All kinds of influences, from literature to visual arts, from philosophy to science, from cinema to politics, from conversations with friends to rambling in nature, ... are important to me. As a composer you go through life with open antennas, everything can be an inspiration, be of interest for a new piece. It is probably a mutual choosing between the influences and me – call it coincidence.
2. What (if anything) do you want listeners to take away from your music?
I can’t answer that. I am glad that music is abstract enough so that the listener can follow his instincts, his emotions while listening – if he is not stuffing his open ears with biases...
3. Is there a composition of yours which you are most satisfied with? What makes it successful?
This is a a difficult question. There are some compositions of mine which might have achieved more than others, but also my own assessment and appreciation may change from time to time, depending on which piece I am writing at the moment. But apart from the pieces I withdraw for revision (which happens from time to time) I love all of them like different snapshots of certain periods of my life as a composer and a human being.
4. How important is new technology to you as a composer?
It is getting more and more important in my output. Apart from pieces including live electronics or tape parts, the preoccupation with electronical questions and experiments can also inspire other, purely instrumental, orchestral pieces.

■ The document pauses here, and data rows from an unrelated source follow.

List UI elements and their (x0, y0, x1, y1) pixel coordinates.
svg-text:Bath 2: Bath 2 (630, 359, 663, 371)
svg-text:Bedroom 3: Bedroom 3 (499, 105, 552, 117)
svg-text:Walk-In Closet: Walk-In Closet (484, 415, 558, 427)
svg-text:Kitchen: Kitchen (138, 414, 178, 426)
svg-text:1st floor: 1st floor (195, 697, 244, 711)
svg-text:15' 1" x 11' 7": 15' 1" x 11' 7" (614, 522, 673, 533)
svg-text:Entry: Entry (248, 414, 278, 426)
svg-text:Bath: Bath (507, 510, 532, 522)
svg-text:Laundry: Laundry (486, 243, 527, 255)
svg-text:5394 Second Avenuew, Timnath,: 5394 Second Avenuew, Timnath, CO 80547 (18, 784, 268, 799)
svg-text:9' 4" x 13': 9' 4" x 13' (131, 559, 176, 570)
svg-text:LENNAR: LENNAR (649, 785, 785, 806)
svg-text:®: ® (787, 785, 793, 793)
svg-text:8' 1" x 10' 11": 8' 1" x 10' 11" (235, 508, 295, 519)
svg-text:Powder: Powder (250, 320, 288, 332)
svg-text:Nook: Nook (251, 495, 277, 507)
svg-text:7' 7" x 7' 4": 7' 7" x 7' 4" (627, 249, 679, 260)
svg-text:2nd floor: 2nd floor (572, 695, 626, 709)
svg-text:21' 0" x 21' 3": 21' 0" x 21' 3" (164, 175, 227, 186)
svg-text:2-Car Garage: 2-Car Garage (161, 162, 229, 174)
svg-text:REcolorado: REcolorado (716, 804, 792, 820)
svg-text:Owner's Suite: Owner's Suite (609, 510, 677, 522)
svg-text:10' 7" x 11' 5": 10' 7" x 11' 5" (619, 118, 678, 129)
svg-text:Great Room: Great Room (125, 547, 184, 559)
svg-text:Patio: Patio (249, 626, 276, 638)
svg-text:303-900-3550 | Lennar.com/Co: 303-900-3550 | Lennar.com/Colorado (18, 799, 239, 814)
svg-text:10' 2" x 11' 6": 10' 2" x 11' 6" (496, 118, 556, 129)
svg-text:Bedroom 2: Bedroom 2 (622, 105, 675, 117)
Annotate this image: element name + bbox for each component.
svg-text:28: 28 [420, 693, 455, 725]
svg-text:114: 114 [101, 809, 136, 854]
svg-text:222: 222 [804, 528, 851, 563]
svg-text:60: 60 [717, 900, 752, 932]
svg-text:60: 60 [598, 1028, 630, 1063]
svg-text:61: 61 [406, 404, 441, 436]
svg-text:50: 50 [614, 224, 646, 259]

5. What music do you enjoy listening to?
I am listening to all kinds of music, new music, classical music, rock, world music or jazz. As preparation, before starting to compose a new piece, I am often studying pieces of other composers (in similar instrumentations), pieces I want to discover, pieces I don’t know well enough so far, or pieces I want to give a close watch to again. Rock music was also inspiring me for a long time, but I have lost a bit of interest in that recently. In periods of intense composing I do not listen that much to other music. I’d rather say, I run away from music then, but in all other periods it is important for me.

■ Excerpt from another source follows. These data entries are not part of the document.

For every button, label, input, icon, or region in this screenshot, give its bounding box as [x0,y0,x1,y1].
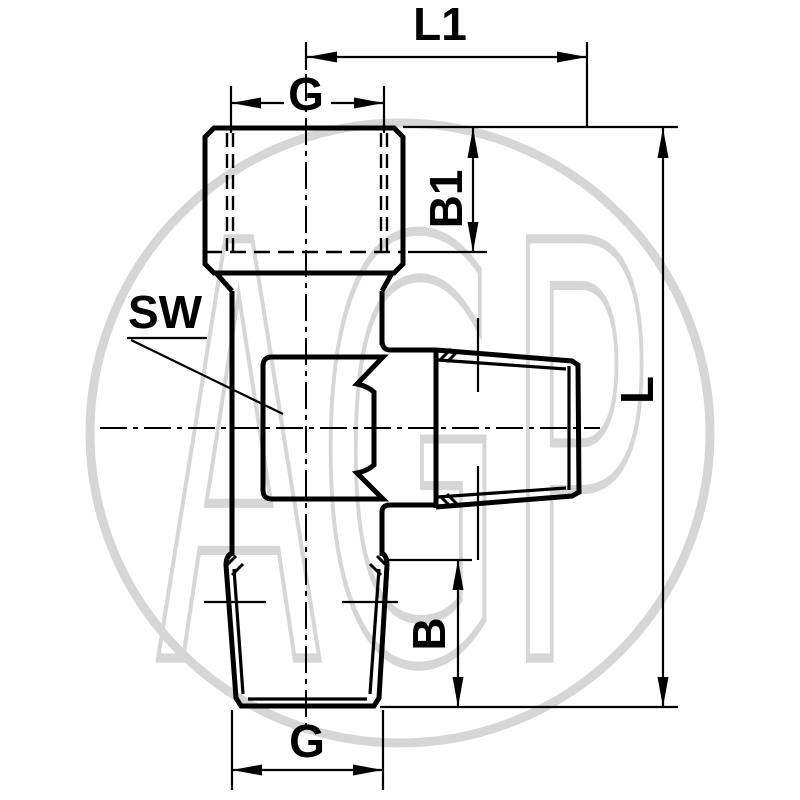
dimension-label-l: L [611,376,663,404]
dimension-label-b: B [403,617,455,650]
technical-drawing-canvas: AGP [0,0,800,800]
dimension-label-b1: B1 [420,170,472,229]
dimension-label-l1: L1 [413,0,467,50]
watermark: AGP [90,123,710,795]
dimension-label-g-top: G [288,68,324,120]
dimension-label-g-bottom: G [289,715,325,767]
fitting-diagram: AGP [0,0,800,800]
dimension-label-sw: SW [128,286,203,338]
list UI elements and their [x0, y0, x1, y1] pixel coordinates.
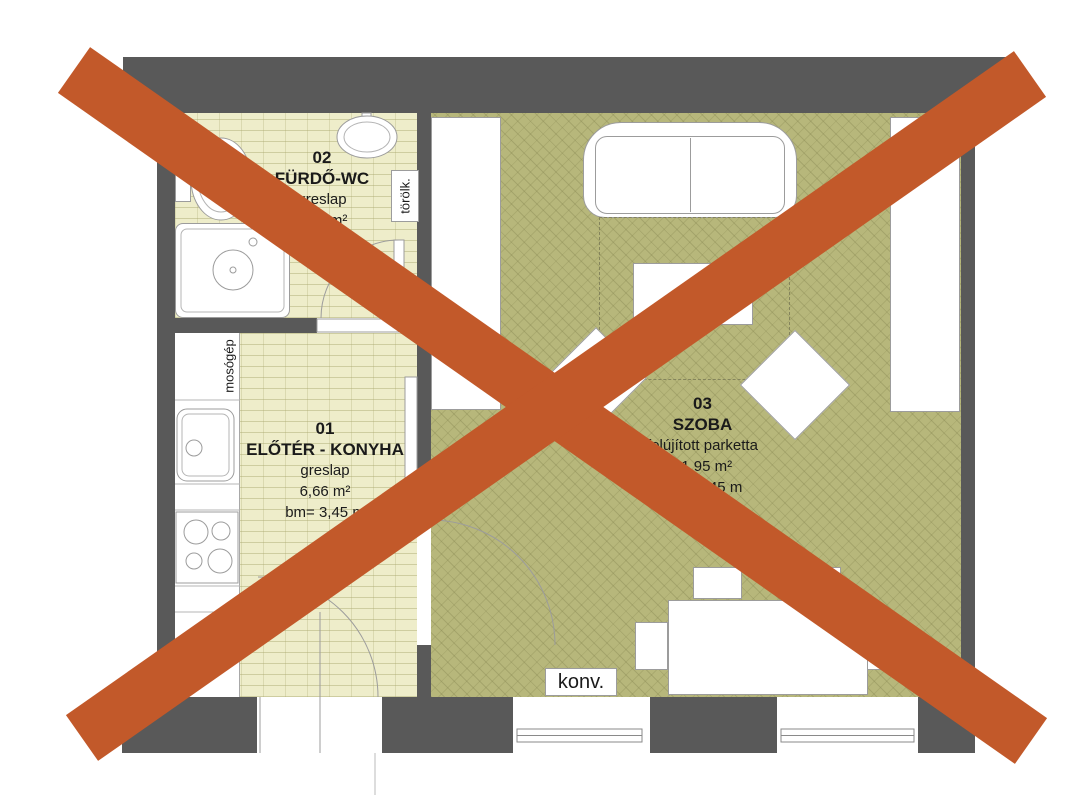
top-wall — [123, 57, 1008, 113]
room-area: 3,54 m² — [297, 210, 348, 231]
room-finish: greslap — [297, 189, 346, 210]
convector-label-box: konv. — [545, 668, 617, 696]
interior-wall-vertical-lower — [417, 645, 431, 697]
towel-rail-label: törölk. — [398, 178, 413, 213]
bottom-wall-segment — [650, 697, 777, 753]
interior-wall-horizontal-left — [157, 318, 317, 333]
room-name: SZOBA — [673, 414, 733, 435]
left-wall — [157, 113, 175, 753]
interior-wall-horizontal-right — [403, 318, 431, 333]
room-finish: greslap — [300, 460, 349, 481]
room-name: FÜRDŐ-WC — [275, 168, 369, 189]
dining-chair-right — [867, 617, 900, 670]
window-left — [517, 729, 642, 742]
room-name: ELŐTÉR - KONYHA — [246, 439, 404, 460]
dining-chair-top-right — [791, 567, 841, 599]
room-finish: felújított parketta — [647, 435, 758, 456]
wardrobe-left — [431, 117, 501, 410]
room-number: 02 — [313, 147, 332, 168]
washing-machine-label: mosógép — [222, 339, 237, 392]
room-height: bm= 3,45 m — [663, 477, 743, 498]
toilet-tank — [175, 157, 191, 202]
convector-label: konv. — [558, 671, 604, 694]
sofa-cushion-divider — [690, 138, 691, 212]
room-number: 03 — [693, 393, 712, 414]
room-area: 21,95 m² — [673, 456, 732, 477]
right-wall — [961, 113, 975, 753]
window-right — [781, 729, 914, 742]
bottom-wall-segment — [382, 697, 513, 753]
room-label-bathroom: 02 FÜRDŐ-WC greslap 3,54 m² bm= 3,45 m — [237, 147, 407, 252]
dining-table — [668, 600, 868, 695]
room-height: bm= 3,45 m — [285, 502, 365, 523]
room-number: 01 — [316, 418, 335, 439]
dining-chair-top-left — [693, 567, 742, 599]
bottom-wall-segment — [122, 697, 257, 753]
room-area: 6,66 m² — [300, 481, 351, 502]
dining-chair-left — [635, 622, 668, 670]
room-label-kitchen: 01 ELŐTÉR - KONYHA greslap 6,66 m² bm= 3… — [225, 418, 425, 523]
room-label-living-room: 03 SZOBA felújított parketta 21,95 m² bm… — [605, 393, 800, 498]
bottom-wall-segment — [918, 697, 975, 753]
floor-plan-canvas: 02 FÜRDŐ-WC greslap 3,54 m² bm= 3,45 m 0… — [0, 0, 1077, 807]
wardrobe-right — [890, 117, 960, 412]
bathroom-door-threshold — [317, 319, 403, 332]
room-height: bm= 3,45 m — [282, 231, 362, 252]
coffee-table — [633, 263, 753, 325]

6. How is composing changing, and where do you want new music to go in the future?
I keep working. That is my answer to this question. As a composer I keep going, while I am hopefully developing new paths, discovering new shores. Where music generally is going is decided by all my colleagues every day when they write new pieces.
Johannes Maria Staud was born in Innsbruck, Tyrol, on 17 August 1974. However, nothing would be further from the truth than to call him a ‘Tyrolian composer’. In no way is he a provincial figure – in fact, ever since he joined Universal Edition in 2000, at the age of 26, he has become one of the most successful composers of his generation, with prestigious commissions from some of the greatest orchestras and festivals in the world.

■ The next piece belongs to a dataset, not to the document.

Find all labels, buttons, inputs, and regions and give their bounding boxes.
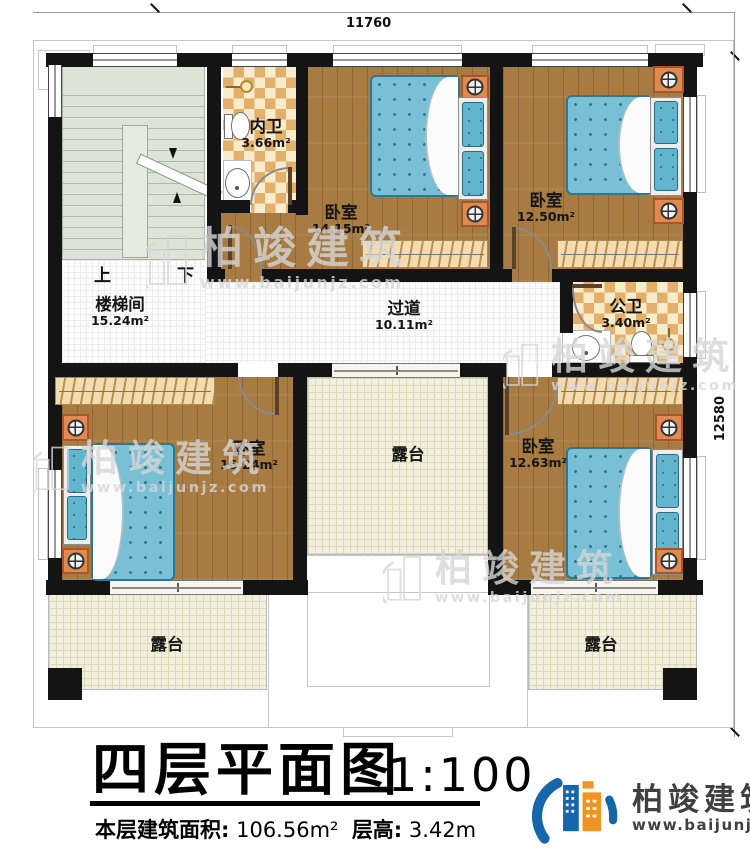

Sir Simon Rattle asked him for a composition for the Berlin Philharmonic (Aperion, 2004/2005), the Salzburg Festival commissioned a cello concerto from him to be premièred as part of celebrating the 250th anniversary of Wolfgang Amadeus Mozart’s birth in 2006, Segue.
Staud rarely resorts to the method of taking an early piece and re-working it to produce a new one; it is more usual for him to create a series of compositions where the Roman figures (such as Incipit III, Esquisse retouchée II for trombone solo, 2 horns, 3 percussionists and string orchestra) inform one of its links to earlier pieces of the cycle.
Staud is an avid reader and draws inspiration from world literature. He is also an appreciative and sensitive observer of the contemporary art scene (with Bruce Nauman among those who have directly influenced him; cf. Violent Incidents. Hommage à Bruce Nauman for saxophone solo, wind ensemble and percussion, 2005/2006. Film is for him also an art form capable of awakening musical ideas (Black Moon for bass clarinet, 1998, was inspired by Louis Malle’s film of the same title) – the list could be continued indefinitely.
Staud has shaken off early enough the supposed expectations of the music world for a young composer to write in an ‘avant-garde’ style. He doesn't look back at his predecessors to produce pieces easy on the ear, to please conservative audiences. He has found an idiom all his own marked by meticulous work on the large form as well as on the tiniest details (his beautifully written scores are a faithful mirror of this); he takes a long time over each new composition and is its most critical listener at the première. His acute self-criticism has led to some revised versions, such as Segue or One Movement and Five Miniatures for harpsichord, ensemble and electronics.
Johannes Maria Staud’s compositions have all cleared that most difficult hurdle of all: having a second performance. In fact, his music is being taken up by soloists, new music ensembles, chamber groups and orchestras all over the world (including the Far East) so that a tradition of interpretation is in the making – a sign that Staud’s music could be here to stay.